April Short Story Roundup

oie_1724340vOE0YC88Are you sitting comfortably? Then I’ll begin.

Another of 2016’s months has come and gone, which means it’s time to round up and review a batch of new short stories.

Swords and Sorcery Magazine #51  presented its usual complement of two stories in April. The first is by a newcomer to the magazine’s pages, Jason Ray Carney. “The Ink of the Slime Lord” gave me nearly everything I could want from a S&S story: a wicked sorceress, dire magics, a dashing pirate, and plenty of monsters.

A trio of evil sisters with dreams of dominion run up against powerful opponents:

The Three Sisters had established a cult centered on a book bound in human skin and inked with blood. This cult threatened the priesthood of Atok-the-Million-Eyed, and for this the sisters would be punished with impunity, the leaves of their philosophy scattered to the winds.

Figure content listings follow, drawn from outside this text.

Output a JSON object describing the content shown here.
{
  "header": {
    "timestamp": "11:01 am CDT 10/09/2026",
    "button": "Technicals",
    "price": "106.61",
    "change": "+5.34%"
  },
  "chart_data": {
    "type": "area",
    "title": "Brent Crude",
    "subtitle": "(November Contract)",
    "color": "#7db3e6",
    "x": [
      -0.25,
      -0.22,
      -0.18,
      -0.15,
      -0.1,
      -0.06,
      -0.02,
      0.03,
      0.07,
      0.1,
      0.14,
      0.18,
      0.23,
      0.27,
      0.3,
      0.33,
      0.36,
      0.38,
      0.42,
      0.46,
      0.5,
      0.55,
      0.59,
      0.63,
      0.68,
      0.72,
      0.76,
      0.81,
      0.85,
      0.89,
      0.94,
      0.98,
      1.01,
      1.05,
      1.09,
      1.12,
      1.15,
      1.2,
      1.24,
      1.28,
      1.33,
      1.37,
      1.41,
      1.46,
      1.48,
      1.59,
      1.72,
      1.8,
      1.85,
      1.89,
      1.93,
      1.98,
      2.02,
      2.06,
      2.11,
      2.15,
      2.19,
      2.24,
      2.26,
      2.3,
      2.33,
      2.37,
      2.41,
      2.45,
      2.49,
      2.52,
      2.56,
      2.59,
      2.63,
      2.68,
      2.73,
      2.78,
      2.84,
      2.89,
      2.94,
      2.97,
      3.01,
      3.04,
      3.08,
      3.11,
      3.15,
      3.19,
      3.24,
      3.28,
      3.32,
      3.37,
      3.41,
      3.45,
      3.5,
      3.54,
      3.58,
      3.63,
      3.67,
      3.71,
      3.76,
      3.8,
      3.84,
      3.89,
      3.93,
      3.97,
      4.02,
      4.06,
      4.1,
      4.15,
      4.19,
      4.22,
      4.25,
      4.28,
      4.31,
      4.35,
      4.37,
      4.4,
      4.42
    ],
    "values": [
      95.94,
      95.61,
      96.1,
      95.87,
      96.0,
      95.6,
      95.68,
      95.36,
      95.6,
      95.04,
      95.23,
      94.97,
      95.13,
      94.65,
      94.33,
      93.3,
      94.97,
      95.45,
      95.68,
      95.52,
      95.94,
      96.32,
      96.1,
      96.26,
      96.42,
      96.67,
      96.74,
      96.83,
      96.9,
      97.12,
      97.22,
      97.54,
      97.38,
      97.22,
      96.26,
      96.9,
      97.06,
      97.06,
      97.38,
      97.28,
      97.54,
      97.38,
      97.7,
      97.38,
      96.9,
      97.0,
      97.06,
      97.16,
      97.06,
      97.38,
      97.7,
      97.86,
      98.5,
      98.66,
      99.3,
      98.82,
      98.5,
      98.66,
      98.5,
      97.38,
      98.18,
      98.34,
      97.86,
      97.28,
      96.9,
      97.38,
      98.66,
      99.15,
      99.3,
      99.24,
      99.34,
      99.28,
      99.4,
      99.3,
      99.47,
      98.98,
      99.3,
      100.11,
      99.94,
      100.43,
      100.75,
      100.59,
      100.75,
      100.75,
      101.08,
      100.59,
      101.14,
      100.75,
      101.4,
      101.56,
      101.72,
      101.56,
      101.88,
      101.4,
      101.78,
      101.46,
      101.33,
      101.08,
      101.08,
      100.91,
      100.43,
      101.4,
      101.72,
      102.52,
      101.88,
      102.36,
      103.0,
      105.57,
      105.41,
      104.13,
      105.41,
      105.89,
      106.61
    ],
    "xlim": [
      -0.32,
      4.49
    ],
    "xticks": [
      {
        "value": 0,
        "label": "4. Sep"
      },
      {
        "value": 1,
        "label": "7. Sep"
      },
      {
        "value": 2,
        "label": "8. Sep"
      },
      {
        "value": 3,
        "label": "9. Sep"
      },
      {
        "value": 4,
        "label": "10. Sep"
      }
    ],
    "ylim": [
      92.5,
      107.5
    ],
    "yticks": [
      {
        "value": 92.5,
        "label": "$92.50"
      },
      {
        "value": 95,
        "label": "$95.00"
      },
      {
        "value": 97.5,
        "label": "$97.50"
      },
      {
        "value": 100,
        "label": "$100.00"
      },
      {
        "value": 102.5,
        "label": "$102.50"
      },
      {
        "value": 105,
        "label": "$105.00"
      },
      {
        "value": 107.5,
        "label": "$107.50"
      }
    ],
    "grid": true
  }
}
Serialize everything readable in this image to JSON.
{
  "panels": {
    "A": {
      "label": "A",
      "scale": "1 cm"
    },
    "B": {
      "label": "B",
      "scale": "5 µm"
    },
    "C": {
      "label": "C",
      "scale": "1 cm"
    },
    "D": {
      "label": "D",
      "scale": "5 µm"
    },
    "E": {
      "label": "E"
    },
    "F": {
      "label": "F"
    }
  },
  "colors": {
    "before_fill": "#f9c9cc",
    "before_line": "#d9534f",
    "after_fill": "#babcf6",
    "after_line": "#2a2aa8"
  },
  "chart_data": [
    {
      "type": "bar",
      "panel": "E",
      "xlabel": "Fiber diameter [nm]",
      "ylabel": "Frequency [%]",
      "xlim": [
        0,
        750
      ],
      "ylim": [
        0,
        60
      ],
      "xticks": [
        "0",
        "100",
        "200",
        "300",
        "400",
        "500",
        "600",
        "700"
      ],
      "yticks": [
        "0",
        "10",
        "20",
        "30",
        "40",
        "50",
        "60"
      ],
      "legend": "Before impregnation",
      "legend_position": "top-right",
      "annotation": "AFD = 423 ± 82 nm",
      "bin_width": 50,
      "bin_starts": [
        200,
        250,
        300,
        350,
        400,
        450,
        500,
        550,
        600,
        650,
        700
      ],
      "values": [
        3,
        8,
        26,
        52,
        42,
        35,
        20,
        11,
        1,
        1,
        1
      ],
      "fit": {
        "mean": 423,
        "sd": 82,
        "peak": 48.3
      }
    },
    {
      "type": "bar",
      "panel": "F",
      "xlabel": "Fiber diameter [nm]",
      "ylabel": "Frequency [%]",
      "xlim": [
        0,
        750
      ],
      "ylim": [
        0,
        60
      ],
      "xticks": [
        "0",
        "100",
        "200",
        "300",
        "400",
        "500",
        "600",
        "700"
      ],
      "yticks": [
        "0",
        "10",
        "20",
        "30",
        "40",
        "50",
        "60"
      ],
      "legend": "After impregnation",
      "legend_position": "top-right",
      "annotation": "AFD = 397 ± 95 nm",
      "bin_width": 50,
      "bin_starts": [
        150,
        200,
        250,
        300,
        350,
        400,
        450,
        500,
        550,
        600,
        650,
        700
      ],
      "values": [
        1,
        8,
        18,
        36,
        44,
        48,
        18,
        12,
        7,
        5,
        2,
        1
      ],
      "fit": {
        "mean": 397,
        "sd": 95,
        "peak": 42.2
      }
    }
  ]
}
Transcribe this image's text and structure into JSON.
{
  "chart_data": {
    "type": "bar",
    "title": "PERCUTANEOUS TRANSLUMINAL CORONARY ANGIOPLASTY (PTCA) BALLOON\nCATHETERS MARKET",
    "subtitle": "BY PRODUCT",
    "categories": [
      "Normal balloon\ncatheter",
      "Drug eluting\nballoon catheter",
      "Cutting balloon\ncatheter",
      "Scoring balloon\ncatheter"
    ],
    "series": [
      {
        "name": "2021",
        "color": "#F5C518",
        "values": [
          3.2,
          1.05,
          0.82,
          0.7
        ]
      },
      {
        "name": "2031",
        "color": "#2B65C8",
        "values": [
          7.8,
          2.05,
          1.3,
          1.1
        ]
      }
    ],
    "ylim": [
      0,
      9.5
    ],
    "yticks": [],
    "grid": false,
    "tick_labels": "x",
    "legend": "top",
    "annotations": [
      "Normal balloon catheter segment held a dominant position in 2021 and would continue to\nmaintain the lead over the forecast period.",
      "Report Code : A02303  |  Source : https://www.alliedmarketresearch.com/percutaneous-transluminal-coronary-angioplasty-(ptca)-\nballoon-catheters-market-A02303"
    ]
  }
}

The youngest of the sisters, Mera, “was tenacious. She was able to put her head back on her body.” Revived, she sets off for the titular ingredient in order to bring her sisters back to life as well. Her quest builds in scope as she first faces off against a single wizard, then dives into the underworld in search of a certain pirate before making for a lost and ruined city and the temple of the demonic Slime Lord.